Most of Europe and the U.S. have agreed that some form of sanctions would be levied against Russia and its leader, Vladimir Putin, should an invasion take place. Because this isn’t a foreign affairs journal, we’ll stick to potential impact on markets and our portfolios due to this recent development.
Russia has been amassing troops on three sides of Ukraine for months. It has also been working inside the Donbas region of eastern Ukraine at least since 2014 aiding separatists. What’s new is that Russia has moved forces into this area more formally as “peacekeepers.” This allows Russian soldiers to wear their own uniforms and operate more in the open. The question now is whether or not this becomes another Crimea, chipping away at the size of Ukraine or a full-scale invasion of the country. Russia is interested in protecting its western border; Putin would like to recover states lost to the break-up of the USSR; and NATO allies would like to add another country at Russia’s door.
Because asset prices, such as those of stocks and bonds, may be impacted by many things besides the fundamentals for a company, the potential for war in Eastern Europe has roiled markets.
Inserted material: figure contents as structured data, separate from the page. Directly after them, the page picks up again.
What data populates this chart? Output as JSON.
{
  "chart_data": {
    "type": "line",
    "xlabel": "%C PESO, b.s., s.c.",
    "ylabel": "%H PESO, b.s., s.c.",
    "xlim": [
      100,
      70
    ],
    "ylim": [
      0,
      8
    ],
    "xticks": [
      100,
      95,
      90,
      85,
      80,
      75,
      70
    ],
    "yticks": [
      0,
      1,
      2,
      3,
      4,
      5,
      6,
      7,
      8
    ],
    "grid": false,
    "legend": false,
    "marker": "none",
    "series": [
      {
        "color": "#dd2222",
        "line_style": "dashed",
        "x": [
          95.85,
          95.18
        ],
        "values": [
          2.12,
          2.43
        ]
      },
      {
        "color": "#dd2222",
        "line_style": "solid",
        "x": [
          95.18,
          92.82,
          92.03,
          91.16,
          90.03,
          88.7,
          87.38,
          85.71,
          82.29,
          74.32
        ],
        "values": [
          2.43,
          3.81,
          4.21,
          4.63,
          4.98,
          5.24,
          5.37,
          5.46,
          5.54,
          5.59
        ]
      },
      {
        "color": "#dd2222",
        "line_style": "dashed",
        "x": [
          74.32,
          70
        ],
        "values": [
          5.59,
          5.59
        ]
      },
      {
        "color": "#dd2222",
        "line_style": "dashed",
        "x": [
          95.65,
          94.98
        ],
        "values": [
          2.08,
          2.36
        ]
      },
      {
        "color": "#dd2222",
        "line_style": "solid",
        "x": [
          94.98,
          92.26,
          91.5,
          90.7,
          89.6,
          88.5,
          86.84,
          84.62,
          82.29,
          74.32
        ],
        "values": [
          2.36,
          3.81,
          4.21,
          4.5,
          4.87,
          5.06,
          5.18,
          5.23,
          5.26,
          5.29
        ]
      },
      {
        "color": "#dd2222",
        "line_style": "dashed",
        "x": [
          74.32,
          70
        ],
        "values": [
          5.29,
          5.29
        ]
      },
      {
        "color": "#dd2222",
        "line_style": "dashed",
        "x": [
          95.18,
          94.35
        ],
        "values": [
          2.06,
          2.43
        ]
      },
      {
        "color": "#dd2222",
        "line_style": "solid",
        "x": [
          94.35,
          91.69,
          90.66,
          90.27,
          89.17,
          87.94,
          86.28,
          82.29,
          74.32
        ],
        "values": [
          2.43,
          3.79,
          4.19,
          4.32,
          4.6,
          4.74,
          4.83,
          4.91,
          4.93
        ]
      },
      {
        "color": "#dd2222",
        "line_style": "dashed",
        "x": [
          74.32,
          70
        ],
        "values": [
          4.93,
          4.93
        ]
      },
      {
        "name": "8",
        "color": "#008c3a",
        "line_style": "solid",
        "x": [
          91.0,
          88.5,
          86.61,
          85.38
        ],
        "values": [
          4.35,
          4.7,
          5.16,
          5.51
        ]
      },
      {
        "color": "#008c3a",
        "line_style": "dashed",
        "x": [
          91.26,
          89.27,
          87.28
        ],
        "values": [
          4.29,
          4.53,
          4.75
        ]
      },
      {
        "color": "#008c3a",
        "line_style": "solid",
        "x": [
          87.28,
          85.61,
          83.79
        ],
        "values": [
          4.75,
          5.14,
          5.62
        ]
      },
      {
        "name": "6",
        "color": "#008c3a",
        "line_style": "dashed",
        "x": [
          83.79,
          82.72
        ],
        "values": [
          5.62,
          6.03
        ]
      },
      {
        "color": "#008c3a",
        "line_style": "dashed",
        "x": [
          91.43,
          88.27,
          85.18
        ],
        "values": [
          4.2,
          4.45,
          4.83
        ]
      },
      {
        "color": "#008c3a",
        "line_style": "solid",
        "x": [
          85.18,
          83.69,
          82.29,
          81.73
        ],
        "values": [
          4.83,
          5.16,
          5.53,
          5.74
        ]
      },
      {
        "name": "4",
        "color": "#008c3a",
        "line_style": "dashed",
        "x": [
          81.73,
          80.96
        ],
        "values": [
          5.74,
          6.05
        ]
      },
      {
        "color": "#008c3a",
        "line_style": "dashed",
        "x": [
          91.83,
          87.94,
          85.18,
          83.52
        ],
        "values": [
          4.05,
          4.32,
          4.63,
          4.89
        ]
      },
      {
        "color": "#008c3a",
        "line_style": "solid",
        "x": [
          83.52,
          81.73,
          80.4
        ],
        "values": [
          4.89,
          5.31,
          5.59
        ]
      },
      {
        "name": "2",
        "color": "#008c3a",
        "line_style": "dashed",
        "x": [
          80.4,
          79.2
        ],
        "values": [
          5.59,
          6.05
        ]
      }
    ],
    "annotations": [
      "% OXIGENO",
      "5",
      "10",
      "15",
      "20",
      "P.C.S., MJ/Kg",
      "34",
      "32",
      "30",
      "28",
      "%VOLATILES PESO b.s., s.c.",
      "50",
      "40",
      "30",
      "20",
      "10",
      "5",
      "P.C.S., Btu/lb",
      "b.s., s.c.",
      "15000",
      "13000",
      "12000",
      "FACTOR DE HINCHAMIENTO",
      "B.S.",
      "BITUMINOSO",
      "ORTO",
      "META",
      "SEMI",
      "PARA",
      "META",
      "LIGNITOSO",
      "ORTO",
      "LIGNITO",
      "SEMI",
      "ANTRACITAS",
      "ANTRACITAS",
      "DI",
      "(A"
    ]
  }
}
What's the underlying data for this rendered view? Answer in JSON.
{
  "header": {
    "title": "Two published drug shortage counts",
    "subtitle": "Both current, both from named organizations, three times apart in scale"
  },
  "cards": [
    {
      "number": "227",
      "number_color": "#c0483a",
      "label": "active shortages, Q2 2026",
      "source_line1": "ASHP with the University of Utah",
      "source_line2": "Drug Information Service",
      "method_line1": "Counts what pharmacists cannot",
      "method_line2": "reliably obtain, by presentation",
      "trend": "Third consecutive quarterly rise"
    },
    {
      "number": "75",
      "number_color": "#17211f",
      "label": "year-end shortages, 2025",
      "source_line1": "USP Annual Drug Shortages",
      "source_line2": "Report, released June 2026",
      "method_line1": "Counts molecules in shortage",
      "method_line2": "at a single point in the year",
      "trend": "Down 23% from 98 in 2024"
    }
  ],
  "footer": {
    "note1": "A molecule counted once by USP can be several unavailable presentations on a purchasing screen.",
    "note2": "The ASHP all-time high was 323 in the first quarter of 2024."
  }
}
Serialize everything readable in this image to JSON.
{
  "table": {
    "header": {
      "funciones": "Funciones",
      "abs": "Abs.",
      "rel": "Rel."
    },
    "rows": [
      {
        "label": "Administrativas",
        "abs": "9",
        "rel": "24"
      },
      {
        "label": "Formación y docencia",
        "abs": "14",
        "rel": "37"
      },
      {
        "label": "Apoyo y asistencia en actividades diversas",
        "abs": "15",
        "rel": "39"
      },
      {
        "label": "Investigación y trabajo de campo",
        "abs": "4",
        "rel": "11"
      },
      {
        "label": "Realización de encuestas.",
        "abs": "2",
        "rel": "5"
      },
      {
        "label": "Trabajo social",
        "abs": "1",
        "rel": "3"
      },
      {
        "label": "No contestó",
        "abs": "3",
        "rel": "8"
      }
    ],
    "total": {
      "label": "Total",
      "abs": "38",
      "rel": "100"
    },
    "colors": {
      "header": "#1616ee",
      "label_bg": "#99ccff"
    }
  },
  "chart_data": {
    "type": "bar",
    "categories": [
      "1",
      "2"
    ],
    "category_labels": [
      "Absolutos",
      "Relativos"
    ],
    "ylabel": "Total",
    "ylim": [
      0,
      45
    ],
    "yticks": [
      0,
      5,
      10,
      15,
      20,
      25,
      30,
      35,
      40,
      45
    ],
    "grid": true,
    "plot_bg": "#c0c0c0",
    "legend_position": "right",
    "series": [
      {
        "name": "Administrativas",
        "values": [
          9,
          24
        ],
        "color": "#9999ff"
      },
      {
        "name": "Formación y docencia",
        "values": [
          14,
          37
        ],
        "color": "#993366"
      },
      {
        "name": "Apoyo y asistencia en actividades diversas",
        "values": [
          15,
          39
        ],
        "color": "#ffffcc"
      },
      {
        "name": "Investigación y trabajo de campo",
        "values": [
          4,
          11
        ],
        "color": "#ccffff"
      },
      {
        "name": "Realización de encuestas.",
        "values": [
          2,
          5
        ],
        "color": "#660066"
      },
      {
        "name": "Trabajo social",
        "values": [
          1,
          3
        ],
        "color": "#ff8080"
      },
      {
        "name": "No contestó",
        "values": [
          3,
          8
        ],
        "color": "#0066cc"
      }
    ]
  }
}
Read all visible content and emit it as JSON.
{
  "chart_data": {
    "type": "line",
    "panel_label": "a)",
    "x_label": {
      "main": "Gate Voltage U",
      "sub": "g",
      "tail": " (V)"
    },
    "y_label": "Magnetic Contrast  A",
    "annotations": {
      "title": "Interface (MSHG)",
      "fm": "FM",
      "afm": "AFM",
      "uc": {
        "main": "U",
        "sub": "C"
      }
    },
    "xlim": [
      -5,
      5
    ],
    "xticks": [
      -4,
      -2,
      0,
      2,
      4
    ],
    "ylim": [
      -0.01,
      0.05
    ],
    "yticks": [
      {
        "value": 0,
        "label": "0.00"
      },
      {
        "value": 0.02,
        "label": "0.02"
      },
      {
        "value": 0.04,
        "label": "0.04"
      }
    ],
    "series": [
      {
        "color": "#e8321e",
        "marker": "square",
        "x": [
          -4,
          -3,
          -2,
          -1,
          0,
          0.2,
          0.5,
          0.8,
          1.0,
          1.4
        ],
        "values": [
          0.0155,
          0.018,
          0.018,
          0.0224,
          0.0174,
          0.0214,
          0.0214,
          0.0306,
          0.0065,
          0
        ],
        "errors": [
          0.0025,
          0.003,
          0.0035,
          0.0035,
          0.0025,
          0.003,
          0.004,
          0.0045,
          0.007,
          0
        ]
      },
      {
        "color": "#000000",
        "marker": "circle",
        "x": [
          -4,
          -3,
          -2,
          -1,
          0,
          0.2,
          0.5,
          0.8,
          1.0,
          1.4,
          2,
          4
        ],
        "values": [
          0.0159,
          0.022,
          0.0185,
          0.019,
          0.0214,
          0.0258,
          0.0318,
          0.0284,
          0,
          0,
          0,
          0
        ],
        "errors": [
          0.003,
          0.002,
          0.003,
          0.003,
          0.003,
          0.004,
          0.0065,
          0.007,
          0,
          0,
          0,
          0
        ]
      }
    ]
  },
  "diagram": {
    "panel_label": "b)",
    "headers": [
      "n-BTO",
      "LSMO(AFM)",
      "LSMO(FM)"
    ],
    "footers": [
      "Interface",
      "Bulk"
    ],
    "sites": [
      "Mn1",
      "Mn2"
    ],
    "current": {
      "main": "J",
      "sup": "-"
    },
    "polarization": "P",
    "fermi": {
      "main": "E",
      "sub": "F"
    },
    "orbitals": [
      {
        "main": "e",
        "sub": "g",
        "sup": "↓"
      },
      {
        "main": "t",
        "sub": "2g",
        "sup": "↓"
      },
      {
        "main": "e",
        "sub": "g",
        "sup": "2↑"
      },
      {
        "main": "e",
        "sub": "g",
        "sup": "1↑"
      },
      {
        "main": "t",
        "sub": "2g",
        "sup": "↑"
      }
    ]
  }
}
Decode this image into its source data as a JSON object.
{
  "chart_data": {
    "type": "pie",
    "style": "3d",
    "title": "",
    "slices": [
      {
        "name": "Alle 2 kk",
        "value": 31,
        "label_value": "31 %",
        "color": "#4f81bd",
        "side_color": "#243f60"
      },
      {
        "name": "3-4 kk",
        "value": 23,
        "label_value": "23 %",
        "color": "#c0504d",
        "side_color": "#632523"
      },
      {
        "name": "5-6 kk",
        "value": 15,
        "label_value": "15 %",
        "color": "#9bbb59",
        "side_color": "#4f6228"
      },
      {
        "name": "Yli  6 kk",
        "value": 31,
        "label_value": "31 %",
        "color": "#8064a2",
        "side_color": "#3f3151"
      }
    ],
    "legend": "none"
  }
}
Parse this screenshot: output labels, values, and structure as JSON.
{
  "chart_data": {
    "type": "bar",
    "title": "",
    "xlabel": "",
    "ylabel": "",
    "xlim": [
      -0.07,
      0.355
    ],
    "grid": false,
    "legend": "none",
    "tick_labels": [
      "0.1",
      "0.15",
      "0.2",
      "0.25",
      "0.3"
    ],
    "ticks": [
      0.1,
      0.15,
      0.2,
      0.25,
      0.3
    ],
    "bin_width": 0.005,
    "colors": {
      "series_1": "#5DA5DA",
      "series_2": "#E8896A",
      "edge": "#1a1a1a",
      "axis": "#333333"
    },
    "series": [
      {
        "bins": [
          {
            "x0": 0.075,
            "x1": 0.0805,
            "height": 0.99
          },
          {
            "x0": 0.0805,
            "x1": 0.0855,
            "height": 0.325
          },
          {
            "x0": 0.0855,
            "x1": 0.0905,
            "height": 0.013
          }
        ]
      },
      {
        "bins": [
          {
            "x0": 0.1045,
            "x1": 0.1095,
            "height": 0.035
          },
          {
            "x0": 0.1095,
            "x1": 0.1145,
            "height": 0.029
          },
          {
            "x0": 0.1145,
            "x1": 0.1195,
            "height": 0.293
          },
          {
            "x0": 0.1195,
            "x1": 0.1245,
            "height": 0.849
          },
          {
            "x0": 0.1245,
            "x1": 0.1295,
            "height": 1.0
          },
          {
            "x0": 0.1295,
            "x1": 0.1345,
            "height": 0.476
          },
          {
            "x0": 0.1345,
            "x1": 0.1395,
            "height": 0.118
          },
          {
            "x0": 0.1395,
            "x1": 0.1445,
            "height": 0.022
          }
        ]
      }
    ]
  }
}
There is a direct impact to prices for things like oil and gas. And an indirect impact on things like stocks and bonds due to the uncertainty a war creates. Still, as we’ve noted times, asset prices will reflect their underlying value over long periods of time. Meaning that a stock’s price will reflect the value of future earnings, and a bond’s price will reflect the quality of a company’s balance sheet and income statement along with the likelihood of getting paid interest and seeing your principal returned.
Markets have been trying to handicap the potential for war for some time now. As a result, the initial market impact may be muted.
Prices for oil and natural gas will be more directly impacted than those for stocks and bonds. Western European nations get about 40% of their energy from Russia.
Energy prices have already become elevated ahead of today’s news due to the waning pandemic economic restart. Oil in the Brent Sea is trading above $97 per barrel whereas it traded nearer $70 at the beginning of December.
Tuesday morning, British Prime Minister, Boris Johnson, announced sanctions against four Russian banks and several oligarchs’ personal assets. This action, coupled with likely sanctions from additional countries, will exacerbate the supply of energy and could push prices up further near-term. In the U.S., higher prices have shale oil producers ramping up production again, though it will take time for greater supply to offset price increases. Middle East oil producers will also continue adding production. Still higher prices add about $3 billion per day to Russia’s coffers for exports so financing their activities just got easier.